3) User du féminin et du masculin dans les messages adressés à tous et toutes
Le but est que les femmes comme les hommes soient inclus·e·s et s’identifient. Il est aussi possible d’utiliser des mots épicènes tels que « élève », « membre » ou « fonctionnaire ». De plus, on peut utiliser des mots englobants comme « une personne », « un être humain », « le public ».

4) Utiliser l’ordre alphabétique lors d’une énumération
La finalité est de varier afin de ne pas systématiquement mettre le masculin en premier. Par exemple « l’égalité femmes-hommes » ou « les sénatrices et les sénateurs ».

5) Présenter intégralement l’identité des femmes et des hommes
C’est-à-dire les présenter avec leur prénom et leur nom, ainsi que leur métier quand cela est approprié. En effet, les femmes sont plus fréquemment présentées par leur prénom uniquement ou en qualité « d’épouse de » ou de « mère des enfants ». Cette attitude est discriminante contrairement quand les hommes sont présentés par leur qualité, grade ou profession.

6) Ne pas réserver aux femmes les questions sur la vie personnelle
Il est courant de demander aux femmes qui exercent des responsabilités et comment elles parviennent (ou pas) à mener de front carrière et vie de famille. Si cette question est pertinente, il convient de la poser aussi aux hommes.

7) Parler « des femmes » plutôt que de « la femme »
Il est important de dissocier « la Femme » qui correspond à une image stéréotypée et réductrice « les Femmes », qui sont des personnes réelles, aux identités plurielles, et représentatives d’un groupe hétérogène.

8) Diversifier les représentations des femmes et des hommes
La communication publique doit en effet veiller à s’adresser aux femmes et aux hommes de tous âges, toutes origines,
tous milieux professionnels, toutes religions, toutes capacités physiques ou mentales et de tous lieux.

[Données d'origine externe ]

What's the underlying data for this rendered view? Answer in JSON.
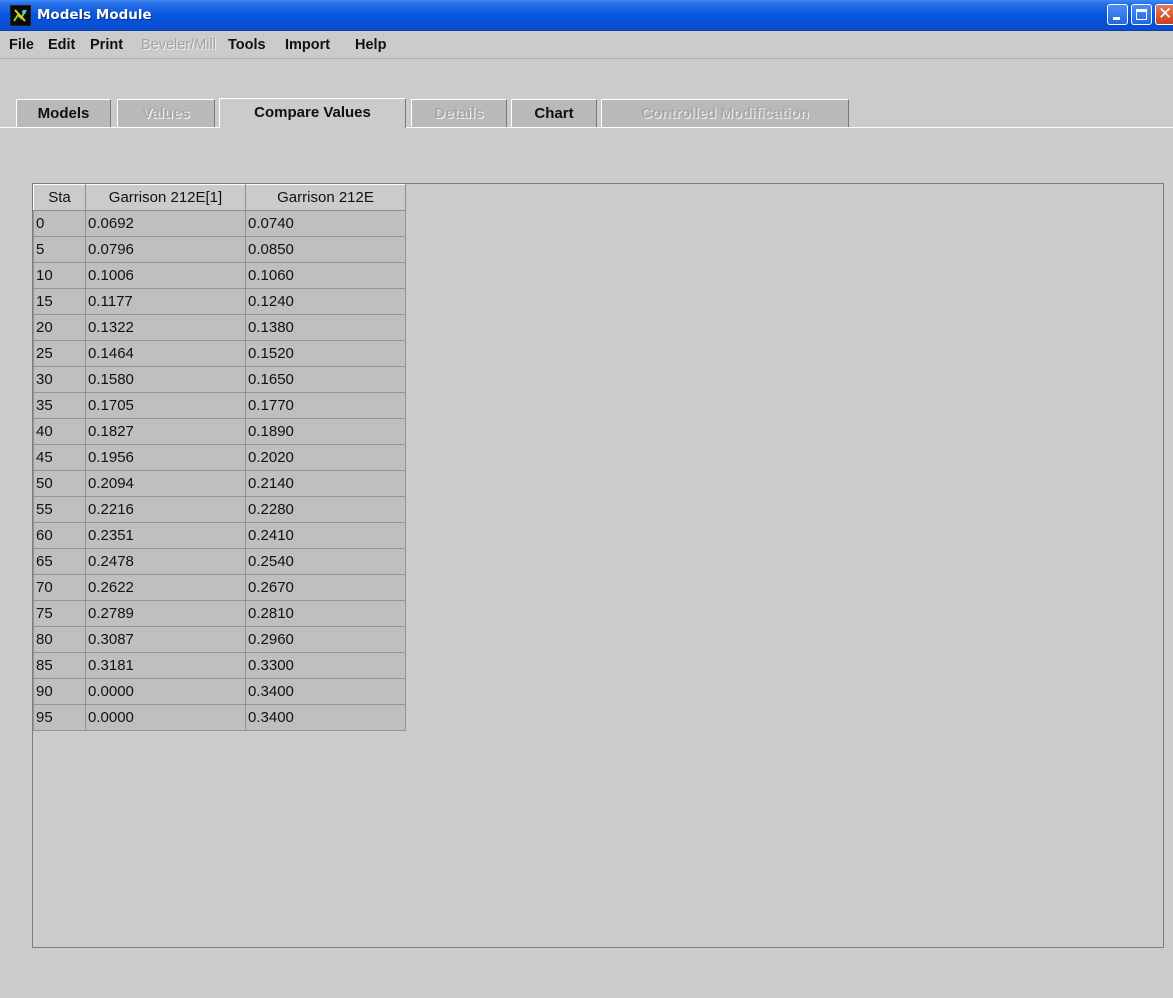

9) Veiller à équilibrer le nombre de femmes et d’hommes Pour cela, compter le nombre de femmes et d’hommes représenté·e·s sur les photos, les infographies, les illustrations, etc. et rééquilibrer si nécessaire.

10) Former les professionnels
Il est nécessaire de former les professionnels acteurs et actrices de la communication publique pour lutter contre les inégalités des sexes.

Si ces règles commencent à devenir une habitude, elles sont néanmoins peu nombreuses en France contrairement à nos pays voisins comme la Suède par exemple qui s’est dotée en 2015 d’un pronom neutre, le « en » qui désigne indifféremment les femmes et les hommes.